Monday, September 05, 2005

Storm Exposed Disarray at the Top

From the Washington Post courtesy of...well, I forget; it's probably from
Kos or Eschaton, maybe This Modern World:

New leaders such as Allbaugh were critical of FEMA's natural disaster focus and lectured senior managers about the need to adjust to the post-9/11 fear of terrorism. So did his friend Michael D. Brown, a lawyer with no previous disaster management experience whom Allbaugh brought in as his deputy and who now has the top FEMA post. "Allbaugh's quote was 'You don't get it,' " recalled the senior FEMA official, who spoke on the condition of anonymity. "If you brought up natural disasters, you were accused of being a pre-9/11 thinker." The result, the official said, was that "FEMA was being taxed by the department, having money and slots taken. Because we didn't conform with the mission of the agency."

"I'm guilty of saying, 'you don't get it,' " Allbaugh said. "Absolutely." The former FEMA chief said he had encountered bureaucratic resistance to thinking about a "monumental" disaster, such as Katrina or 9/11, rather than the more standard diet of "tornadoes and rising waters."
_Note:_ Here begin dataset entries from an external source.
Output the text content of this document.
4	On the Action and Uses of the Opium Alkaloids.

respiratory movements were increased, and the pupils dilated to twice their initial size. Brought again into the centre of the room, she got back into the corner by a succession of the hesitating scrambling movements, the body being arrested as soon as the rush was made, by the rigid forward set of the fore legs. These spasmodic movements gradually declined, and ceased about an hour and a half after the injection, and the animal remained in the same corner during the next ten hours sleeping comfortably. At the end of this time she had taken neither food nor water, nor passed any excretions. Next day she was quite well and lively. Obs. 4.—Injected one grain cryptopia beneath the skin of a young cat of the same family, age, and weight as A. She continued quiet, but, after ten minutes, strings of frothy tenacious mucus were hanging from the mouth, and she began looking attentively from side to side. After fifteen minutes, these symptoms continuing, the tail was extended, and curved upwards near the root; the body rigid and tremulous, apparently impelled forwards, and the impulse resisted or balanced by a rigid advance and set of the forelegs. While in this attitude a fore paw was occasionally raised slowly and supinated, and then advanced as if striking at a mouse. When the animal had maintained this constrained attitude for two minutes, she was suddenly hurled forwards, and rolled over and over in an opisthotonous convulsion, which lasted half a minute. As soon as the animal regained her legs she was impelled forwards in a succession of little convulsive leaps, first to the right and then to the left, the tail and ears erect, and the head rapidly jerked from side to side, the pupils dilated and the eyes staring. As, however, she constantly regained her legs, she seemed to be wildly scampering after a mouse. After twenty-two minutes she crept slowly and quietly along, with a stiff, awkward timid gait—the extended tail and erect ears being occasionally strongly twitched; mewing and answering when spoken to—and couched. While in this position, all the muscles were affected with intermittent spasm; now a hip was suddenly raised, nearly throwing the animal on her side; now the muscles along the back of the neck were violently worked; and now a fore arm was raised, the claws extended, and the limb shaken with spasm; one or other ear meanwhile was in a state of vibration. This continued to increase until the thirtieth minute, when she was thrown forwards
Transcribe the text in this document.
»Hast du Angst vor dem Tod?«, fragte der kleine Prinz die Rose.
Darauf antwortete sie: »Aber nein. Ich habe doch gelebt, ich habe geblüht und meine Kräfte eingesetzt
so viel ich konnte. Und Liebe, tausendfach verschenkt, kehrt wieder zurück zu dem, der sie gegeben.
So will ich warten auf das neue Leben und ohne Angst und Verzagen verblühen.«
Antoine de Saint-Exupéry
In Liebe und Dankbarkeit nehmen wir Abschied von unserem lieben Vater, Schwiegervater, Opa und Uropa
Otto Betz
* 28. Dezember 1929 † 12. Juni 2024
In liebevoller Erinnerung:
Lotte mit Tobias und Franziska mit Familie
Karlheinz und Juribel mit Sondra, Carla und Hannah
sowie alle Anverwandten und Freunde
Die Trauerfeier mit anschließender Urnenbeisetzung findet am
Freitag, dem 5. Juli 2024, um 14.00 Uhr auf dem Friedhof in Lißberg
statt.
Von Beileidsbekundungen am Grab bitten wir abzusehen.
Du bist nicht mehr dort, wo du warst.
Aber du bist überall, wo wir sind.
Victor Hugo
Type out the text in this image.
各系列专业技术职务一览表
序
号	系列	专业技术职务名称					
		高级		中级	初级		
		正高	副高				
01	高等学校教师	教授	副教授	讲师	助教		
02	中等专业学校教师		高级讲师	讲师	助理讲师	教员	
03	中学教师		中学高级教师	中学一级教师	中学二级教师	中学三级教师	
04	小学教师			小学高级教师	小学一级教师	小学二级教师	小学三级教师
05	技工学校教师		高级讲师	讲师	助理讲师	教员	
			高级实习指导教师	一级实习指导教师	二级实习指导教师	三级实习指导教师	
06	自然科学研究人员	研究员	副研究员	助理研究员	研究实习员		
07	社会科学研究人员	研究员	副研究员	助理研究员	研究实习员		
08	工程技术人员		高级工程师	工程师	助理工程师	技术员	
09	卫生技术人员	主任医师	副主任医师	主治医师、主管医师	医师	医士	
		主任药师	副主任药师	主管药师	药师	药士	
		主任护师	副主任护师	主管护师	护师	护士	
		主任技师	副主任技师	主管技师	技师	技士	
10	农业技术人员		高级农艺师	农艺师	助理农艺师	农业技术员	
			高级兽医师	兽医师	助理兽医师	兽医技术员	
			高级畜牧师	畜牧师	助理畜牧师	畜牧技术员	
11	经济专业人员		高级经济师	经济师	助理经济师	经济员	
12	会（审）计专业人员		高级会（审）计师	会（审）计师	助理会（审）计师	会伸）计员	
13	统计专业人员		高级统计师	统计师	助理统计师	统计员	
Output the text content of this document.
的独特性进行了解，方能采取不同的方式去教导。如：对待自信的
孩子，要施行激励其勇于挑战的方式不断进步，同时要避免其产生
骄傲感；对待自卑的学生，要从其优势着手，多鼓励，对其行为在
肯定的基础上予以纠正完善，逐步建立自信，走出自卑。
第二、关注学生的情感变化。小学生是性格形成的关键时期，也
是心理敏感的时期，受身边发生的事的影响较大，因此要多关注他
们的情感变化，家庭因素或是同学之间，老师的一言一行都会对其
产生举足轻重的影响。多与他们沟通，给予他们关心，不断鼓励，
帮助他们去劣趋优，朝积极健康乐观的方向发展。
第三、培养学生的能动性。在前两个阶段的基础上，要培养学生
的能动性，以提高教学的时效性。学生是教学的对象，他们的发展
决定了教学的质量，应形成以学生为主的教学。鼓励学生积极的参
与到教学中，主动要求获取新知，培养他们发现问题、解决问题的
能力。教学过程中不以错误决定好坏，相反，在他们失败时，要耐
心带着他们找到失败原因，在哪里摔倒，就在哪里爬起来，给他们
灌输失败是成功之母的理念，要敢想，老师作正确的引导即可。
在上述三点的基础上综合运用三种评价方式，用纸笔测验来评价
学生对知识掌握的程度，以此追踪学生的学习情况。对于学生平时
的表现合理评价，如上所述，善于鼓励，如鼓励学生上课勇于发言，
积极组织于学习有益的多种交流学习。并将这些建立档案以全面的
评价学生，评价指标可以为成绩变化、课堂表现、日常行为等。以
But experts in emergency response inside and outside the government sounded warnings about the changes at FEMA. Peacock said FEMA's traditional emphasis on emergency response "all went up in smoke" after 9/11, creating a "blind spot" as a result of a "police-action, militaristic view" of homeland security. When it came to natural disasters, "It was not only forgetting about it, it was not funding it."

Jack Harrald, director of the Institute for Crisis, Disaster, and Risk Management at George Washington University, said FEMA's natural disaster focus was nearly liquidated. "We ended up spending a lot of money on infrastructure protection and not the resiliency of the actual infrastructure," Harrald said. "The people who came in from the military and terrorist world thought we had the natural disaster thing fixed."


Click
here for the rest.

This sounds very much like the attitude evidenced by the Bush administration toward terrorism in the months before 9/11. That is, early on, Bush staffers are on record as having criticized the Clinton administration as being "obsessed" with Osama bin Laden--the White House then proceeded to de-emphasize terrorism as a priority, and started focusing on missile defense and other cold war toys and games. Then 9/11 happened, and Bush changed his priorities accordingly. I think. Anyway, the long and the short of all this is that it appears that FEMA simply lost sight of what it was supposed to be doing. Now, thousands more than were lost on 9/11 are dead, and Bush, through his negligence, is responsible.